Gay marriage case is ‘ not about cake’
Justices to ponder anti- discrimination laws, free speech
WASHINGTON – In the pantheon of Supreme Court challenges, few have produced an outpouring of support and opposition like Colorado baker Jack Phillips’ refusal to design a wedding cake for a same- sex couple.
Over the past two months, the high court has been flooded with nearly 100 legal briefs, equally divided between the two sides, that raise lofty legal arguments about free speech and religious liberty, equal rights and anti- discrimination laws.
Only three issues in recent years — abortion, affirmative action and the Affordable Care Act, or Obamacare — come close to engendering as much emotion at the court as the continuing battle over same- sex marriage, now focused on a single cake that never was made.
“This case is not about the cake. It is about licensing discrimination,” said James Esseks, LGBT project director at the American Civil Liberties Union, which is representing Charlie Craig and David Mullins against Phillips.
Kristen Waggoner, senior vice president at Alliance Defending Freedom, which represents the baker, is ready for battle, too. “Marriages, weddings, are uniquely different,” she said, adding that Phillips “often attends that ceremony.”
Those two groups will argue the case before the justices next month, but they’re not alone in making their views known. In early September, some 50 groups filed legal papers in support of Phillips. This week, an equal number flooded the court with support for the gay couple. Both sides can claim backing from states and municipalities, senators and House members, businesses and religious groups.
Even bakers are split. A group of “cake artists” weighed in along with Phillips’ backers two months ago, although they claimed neutrality. They said their work, like his, “requires artistic exertion within an expressive endeavor to generate works of art.”
A separate group of chefs, backers and restaurateurs chimed in Monday, including Anthony Bourdain and Sam Kass, an assistant chef in President Obama’s White House.
“Even when prepared by celebrated chefs, food retains a clear purpose apart from its expressive component,” they wrote. “It is made to be eaten.”
The debate in Masterpiece Cakeshop v. Colorado Civil Rights Commission comes down to this: Can state and federal laws compel merchants to serve any and all customers? Or do constitutional rights of free speech and religious liberty allow for exemptions?
Those on Phillips’ side include a star witness: the Trump administration, which contends that designing wedding cakes is a form of expression protected by the First Amendment. Newly confirmed Solicitor General Noel Francisco will argue the case alongside Waggoner.
“When Phillips designs and creates a custom wedding cake for a specific couple and a specific wedding, he plays an active role in enabling that ritual, and he associates himself with the celebratory message conveyed,” the Justice Department argues.

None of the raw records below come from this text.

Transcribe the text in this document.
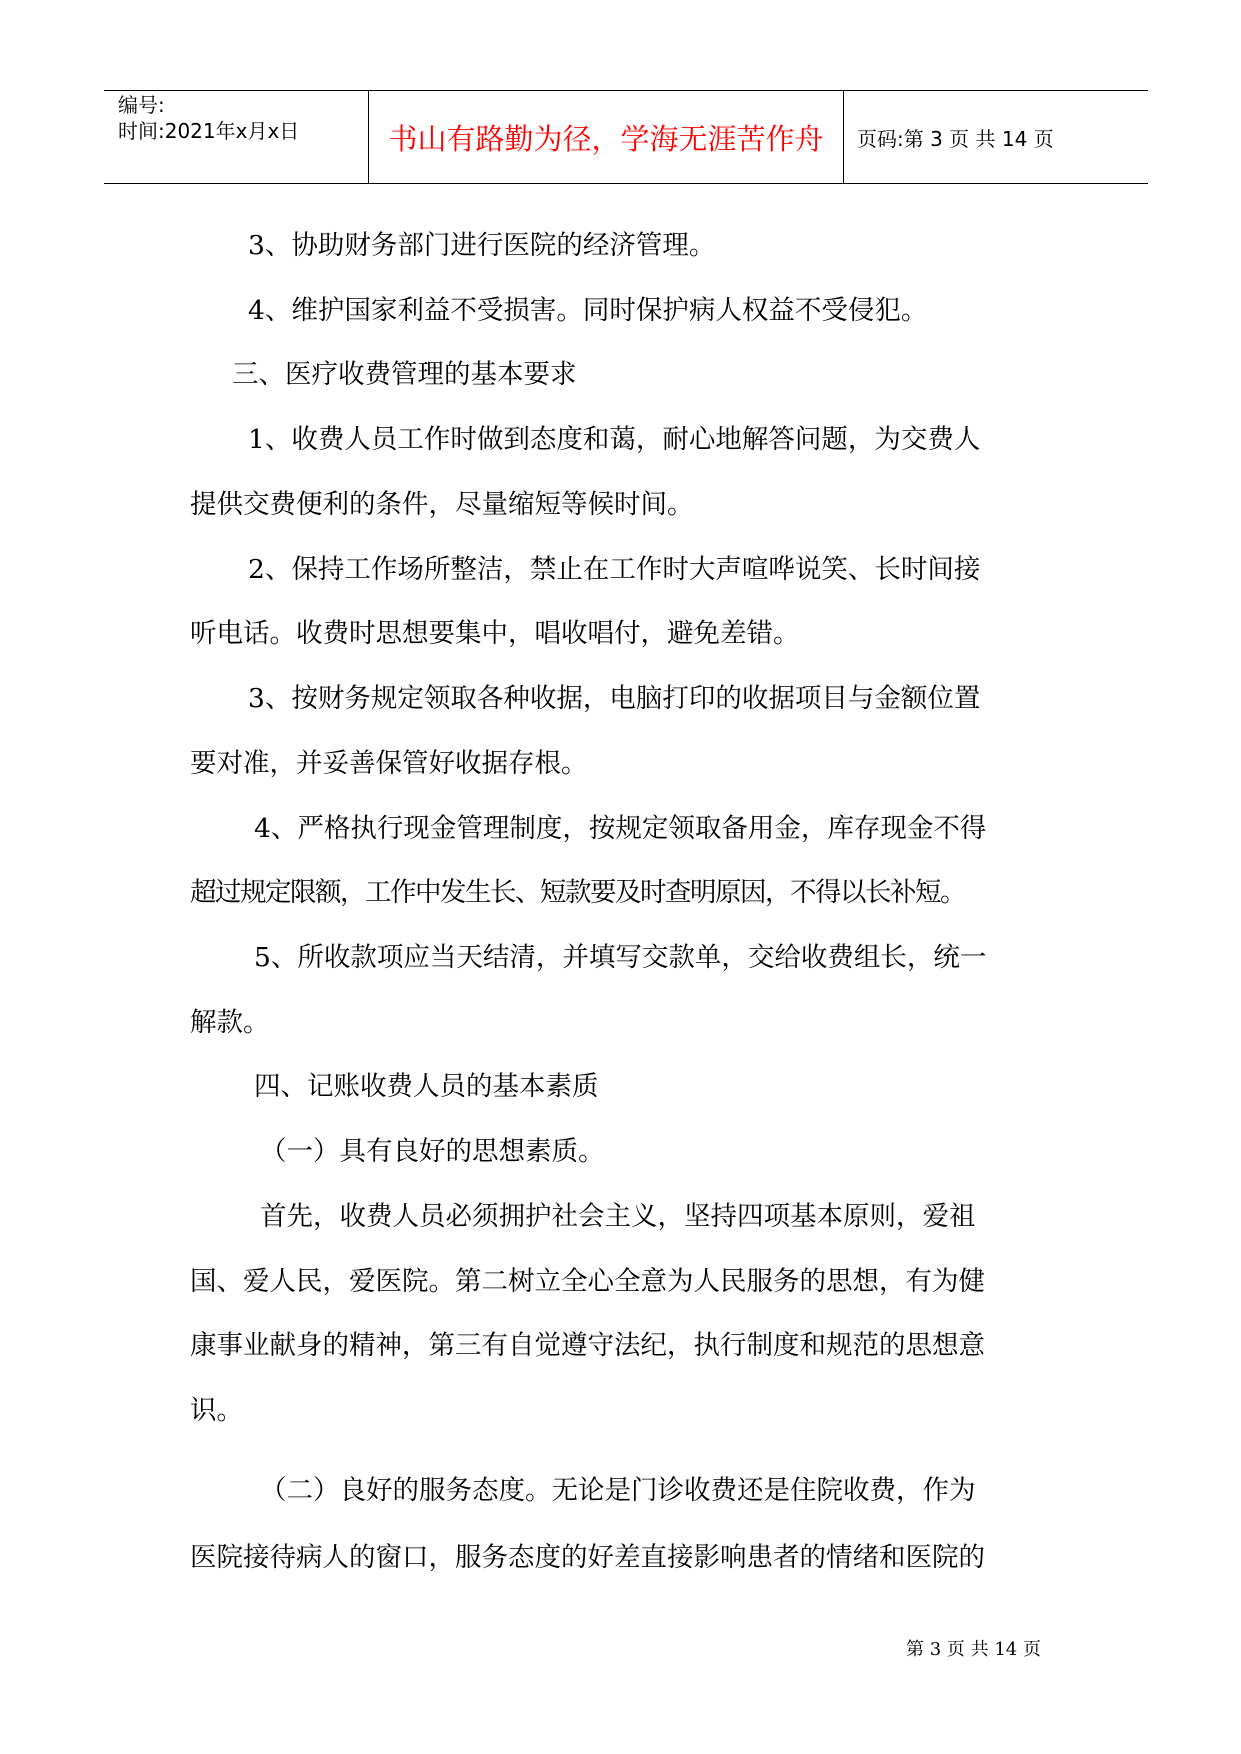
编号:
时间:2021年x月x日	书山有路勤为径，学海无涯苦作舟 页码:第 3 页 共 14 页
3、协助财务部门进行医院的经济管理。
4、维护国家利益不受损害。同时保护病人权益不受侵犯。
三、医疗收费管理的基本要求
1、收费人员工作时做到态度和蔼，耐心地解答问题，为交费人
提供交费便利的条件，尽量缩短等候时间。
2、保持工作场所整洁，禁止在工作时大声喧哗说笑、长时间接
听电话。收费时思想要集中，唱收唱付，避免差错。
3、按财务规定领取各种收据，电脑打印的收据项目与金额位置
要对准，并妥善保管好收据存根。
4、严格执行现金管理制度，按规定领取备用金，库存现金不得
超过规定限额，工作中发生长、短款要及时查明原因，不得以长补短。
5、所收款项应当天结清，并填写交款单，交给收费组长，统一
解款。
四、记账收费人员的基本素质
（一）具有良好的思想素质。
首先，收费人员必须拥护社会主义，坚持四项基本原则，爱祖
国、爱人民，爱医院。第二树立全心全意为人民服务的思想，有为健
康事业献身的精神，第三有自觉遵守法纪，执行制度和规范的思想意
识。
（二）良好的服务态度。无论是门诊收费还是住院收费，作为
医院接待病人的窗口，服务态度的好差直接影响患者的情绪和医院的
第 3 页 共 14 页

The administration and others on Phillips’ side emphasize two Supreme Court precedents. In 1995, the court ruled that St. Patrick’s Day parade organizers had a right to exclude gay and lesbian participants. In 2000, it ruled that the Boy Scouts could exclude gays as troop leaders. In both cases, the court said the groups could not be forced to alter their messages.
Eighteen states, led by Texas, argue that’s a form of commandeering. “No government — even one with the best of intentions — may commandeer the artistic talents of its citizens by ordering them to create expression with which the government agrees but the artist does not,” their brief says.
The National Organization for Marriage, which played a leading role in fighting same- sex marriage at the Supreme Court in 2013 and 2015, cites other instances in which the high court has protected the right to exclude speech.
“Newspapers cannot be forced to print messages from those they criticize,” the group says in legal papers. “Car owners cannot be forced to display political messages, children cannot be forced to recite the Pledge of Allegiance, parades cannot be forced to include other viewpoints, utilities cannot be forced to include brochures for consumer advocates in the utility’s billing envelope, and government workers cannot be forced to even pay for the political speech of labor unions.”
Other groups go so far as to say that Phillips’ right to earn a living is jeopardized. He stopped making wedding cakes rather than serve same- sex marriages, eliminating about 40% of his business at the time.
Eleven Republican U. S. senators and 75 House members wrote that Americans would be forced to make “a choice between their conscience and their livelihood.”
For those who defend Colorado’s anti- discrimination law, the case is akin to the battle over the Civil Rights Act of 1964.
“I remember the signs saying ‘ Whites only’ and ‘ Colored only,’ ” said Rep. John Lewis, D- Ga.